Вдвоем с тобой мы бросаем на отцовский гроб землю. Я до сих пор слышу, как сухие комья стучат о доски. Мы сыплем и сыплем, пока не вырастает холмик, такой же, как и другие рядом, и вместе с тем не такой... Под ним лежит мой отец.

«Поплачь, — говорит тетка Кылына, — легче будет».

Но твои глаза сухие и блестящие, словно слезы в них испарились...

«Где же это видано, чтобы могила была без креста?.. Опомнитесь!» — упрекает какая-то бабка.

«Нет, нет, он бы гневался...» — шепчешь ты.

Потом ты плакала тоскливыми вдовьими ночами, пряча в подушку слезы. Я и поныне не знаю, почему ты прятала их от меня, может, не хотела ранить мое детское сердце. Я не утешал тебя, я боялся даже шевелиться, так как помнил совет тетки Кылыны. Я еще не понимал, что горе, разделенное на двоих, осилить легче, чем в одиночку, и никогда не заводил с тобой разговора об отце. Так мы и носили в сердце черный камень — ты свой, я свой, — делая вид, будто нет этого камня, будто не душит он нас обоих.

Лишь однажды ты не смогла утаить от меня своих слез, я увидел их, и с того дня наступило просветление.

В то время я ходил уже в школу. Учился старательно. И не потому, что очень любил занятия, — боялся причинить тебе горе, а это для меня было страшнее, чем плохая оценка.

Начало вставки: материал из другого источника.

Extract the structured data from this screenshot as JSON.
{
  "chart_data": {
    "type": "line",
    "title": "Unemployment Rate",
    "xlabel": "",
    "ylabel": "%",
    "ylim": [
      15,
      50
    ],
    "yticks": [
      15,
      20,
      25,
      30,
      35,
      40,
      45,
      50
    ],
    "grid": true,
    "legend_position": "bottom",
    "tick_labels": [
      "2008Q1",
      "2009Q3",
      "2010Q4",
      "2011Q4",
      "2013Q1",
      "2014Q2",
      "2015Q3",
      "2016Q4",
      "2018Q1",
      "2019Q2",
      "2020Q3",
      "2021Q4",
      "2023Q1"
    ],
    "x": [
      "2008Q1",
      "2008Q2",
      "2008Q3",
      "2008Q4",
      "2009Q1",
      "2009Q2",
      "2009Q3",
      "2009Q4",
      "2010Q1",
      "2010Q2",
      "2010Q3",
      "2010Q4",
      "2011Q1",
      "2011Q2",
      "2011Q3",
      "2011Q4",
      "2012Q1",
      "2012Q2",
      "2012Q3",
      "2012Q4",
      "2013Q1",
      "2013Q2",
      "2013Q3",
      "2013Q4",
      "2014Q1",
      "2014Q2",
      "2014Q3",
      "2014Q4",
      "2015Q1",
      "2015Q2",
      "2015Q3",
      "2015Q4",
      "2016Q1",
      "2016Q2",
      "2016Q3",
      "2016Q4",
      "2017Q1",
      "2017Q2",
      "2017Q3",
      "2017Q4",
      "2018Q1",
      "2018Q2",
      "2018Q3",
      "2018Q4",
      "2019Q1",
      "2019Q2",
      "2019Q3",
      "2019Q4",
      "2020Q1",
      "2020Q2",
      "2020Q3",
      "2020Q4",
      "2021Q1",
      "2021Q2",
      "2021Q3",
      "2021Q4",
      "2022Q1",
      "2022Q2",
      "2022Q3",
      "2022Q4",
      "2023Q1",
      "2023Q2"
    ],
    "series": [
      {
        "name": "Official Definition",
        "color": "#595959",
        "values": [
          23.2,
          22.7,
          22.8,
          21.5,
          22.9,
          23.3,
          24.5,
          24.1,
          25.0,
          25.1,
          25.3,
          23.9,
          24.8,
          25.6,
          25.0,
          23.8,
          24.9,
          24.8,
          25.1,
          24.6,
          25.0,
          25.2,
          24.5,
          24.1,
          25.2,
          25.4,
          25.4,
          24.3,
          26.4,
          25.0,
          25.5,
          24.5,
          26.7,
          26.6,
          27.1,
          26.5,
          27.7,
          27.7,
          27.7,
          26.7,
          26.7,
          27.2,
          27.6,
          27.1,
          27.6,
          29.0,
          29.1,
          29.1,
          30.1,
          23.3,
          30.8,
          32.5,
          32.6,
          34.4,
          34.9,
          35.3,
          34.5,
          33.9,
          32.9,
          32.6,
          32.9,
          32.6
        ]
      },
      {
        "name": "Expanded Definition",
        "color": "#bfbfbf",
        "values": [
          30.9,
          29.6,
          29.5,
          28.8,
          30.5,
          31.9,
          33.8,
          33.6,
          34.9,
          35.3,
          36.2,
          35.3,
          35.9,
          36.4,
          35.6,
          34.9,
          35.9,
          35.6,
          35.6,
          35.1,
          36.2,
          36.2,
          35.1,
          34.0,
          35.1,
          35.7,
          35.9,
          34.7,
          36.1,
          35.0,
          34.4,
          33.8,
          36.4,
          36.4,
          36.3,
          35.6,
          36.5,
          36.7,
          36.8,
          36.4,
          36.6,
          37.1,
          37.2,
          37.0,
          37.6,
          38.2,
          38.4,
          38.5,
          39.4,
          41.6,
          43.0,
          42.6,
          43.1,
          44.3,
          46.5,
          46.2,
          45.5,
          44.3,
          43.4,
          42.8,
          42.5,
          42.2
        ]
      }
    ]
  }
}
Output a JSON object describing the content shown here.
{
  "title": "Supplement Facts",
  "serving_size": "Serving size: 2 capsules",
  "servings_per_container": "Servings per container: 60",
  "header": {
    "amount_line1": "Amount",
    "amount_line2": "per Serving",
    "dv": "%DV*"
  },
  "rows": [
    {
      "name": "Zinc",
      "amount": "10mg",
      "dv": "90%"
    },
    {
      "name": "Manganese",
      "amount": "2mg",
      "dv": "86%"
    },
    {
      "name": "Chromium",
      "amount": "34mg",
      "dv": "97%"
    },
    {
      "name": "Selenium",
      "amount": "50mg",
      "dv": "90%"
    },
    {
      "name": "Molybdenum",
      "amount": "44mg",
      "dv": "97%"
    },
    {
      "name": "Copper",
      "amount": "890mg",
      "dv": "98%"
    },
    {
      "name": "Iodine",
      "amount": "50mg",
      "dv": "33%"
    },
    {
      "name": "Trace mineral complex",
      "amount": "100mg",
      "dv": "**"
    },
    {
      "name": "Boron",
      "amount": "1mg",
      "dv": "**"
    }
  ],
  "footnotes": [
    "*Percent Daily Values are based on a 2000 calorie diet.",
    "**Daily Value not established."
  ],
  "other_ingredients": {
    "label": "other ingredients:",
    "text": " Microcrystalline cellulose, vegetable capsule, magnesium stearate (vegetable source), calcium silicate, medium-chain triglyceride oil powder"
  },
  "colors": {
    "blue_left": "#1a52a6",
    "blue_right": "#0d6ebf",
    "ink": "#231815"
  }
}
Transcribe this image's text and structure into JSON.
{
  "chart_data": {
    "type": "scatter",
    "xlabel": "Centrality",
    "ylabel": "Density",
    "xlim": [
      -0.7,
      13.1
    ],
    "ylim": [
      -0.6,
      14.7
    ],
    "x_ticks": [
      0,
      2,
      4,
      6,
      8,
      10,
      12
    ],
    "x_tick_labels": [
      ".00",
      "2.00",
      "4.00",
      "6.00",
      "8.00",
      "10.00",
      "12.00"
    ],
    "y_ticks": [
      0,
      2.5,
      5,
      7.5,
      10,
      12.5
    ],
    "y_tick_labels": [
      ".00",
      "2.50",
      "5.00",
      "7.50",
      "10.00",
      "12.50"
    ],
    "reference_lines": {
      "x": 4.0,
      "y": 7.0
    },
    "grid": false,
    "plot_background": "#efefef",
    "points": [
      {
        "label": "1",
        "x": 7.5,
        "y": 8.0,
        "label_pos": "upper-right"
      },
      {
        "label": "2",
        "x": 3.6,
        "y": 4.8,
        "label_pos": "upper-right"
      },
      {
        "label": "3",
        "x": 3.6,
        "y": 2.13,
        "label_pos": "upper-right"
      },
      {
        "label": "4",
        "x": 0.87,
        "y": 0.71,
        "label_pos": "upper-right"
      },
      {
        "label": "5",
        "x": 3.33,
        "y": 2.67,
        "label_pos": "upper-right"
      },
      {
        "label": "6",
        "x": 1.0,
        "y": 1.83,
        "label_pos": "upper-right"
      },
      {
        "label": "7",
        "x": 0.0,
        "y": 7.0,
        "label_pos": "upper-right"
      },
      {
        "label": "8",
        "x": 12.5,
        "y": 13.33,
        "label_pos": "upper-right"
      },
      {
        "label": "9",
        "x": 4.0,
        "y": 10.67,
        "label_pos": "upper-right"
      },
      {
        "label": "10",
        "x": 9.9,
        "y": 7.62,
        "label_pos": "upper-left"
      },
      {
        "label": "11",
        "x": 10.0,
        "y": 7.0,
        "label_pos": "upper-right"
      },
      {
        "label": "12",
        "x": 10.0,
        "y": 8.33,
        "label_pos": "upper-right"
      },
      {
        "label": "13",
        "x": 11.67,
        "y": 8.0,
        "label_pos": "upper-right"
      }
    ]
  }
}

Прибегая вечером с колхозного поля, ты ревниво листала мои тетрадки, и твоя ласковая улыбка была для меня наивысшей наградой. Никто, никто на свете не умел так улыбаться, как ты. Куда-то исчезали с обожженного степными ветрами лица преждевременные морщинки, начинали еле заметно шевелиться брови, а на левой щеке округлялась маленькая, как горошинка, ямочка. Скорее это была не улыбка, а какой-то свет, что лился из твоих карих глаз, из уголков губ, из каждой морщинки. И я был горд оттого, что мог вызвать к жизни этот свет, хотя и делал вид, что ничего не замечаю, старательно хлебая вкусный борщ.

Как-то, вернувшись из школы, я достал из сундука отцовскую буденовку, прицепил к лямке штанов деревянную саблю и, оседлав ручку чапельника, начал гарцевать по хате. Я любил эту игру. Я мчался во главе отряда красных конников и беспощадно рубил беляков. Когда же белые были уничтожены или взяты в плен, наступала очередь махновцев. Заканчивалась моя игра всегда одним и тем же эпизодом, который я каждый раз дополнял своим воображением.

Махновцы захватили в плен девушку, а я смело вызволял ее из рук бандитов.

«Как зовут тебя, девушка?»

«Надей».

«А меня Корнеем».

«Ты ранен?»

«А, пустое. До свадьбы заживет», — небрежно отвечал я и ловко бросал саблю в ножны.

Я знал, мама, эту историю из твоих рассказов. Этой девушкой была ты, а храбрым командиром конников — мой отец.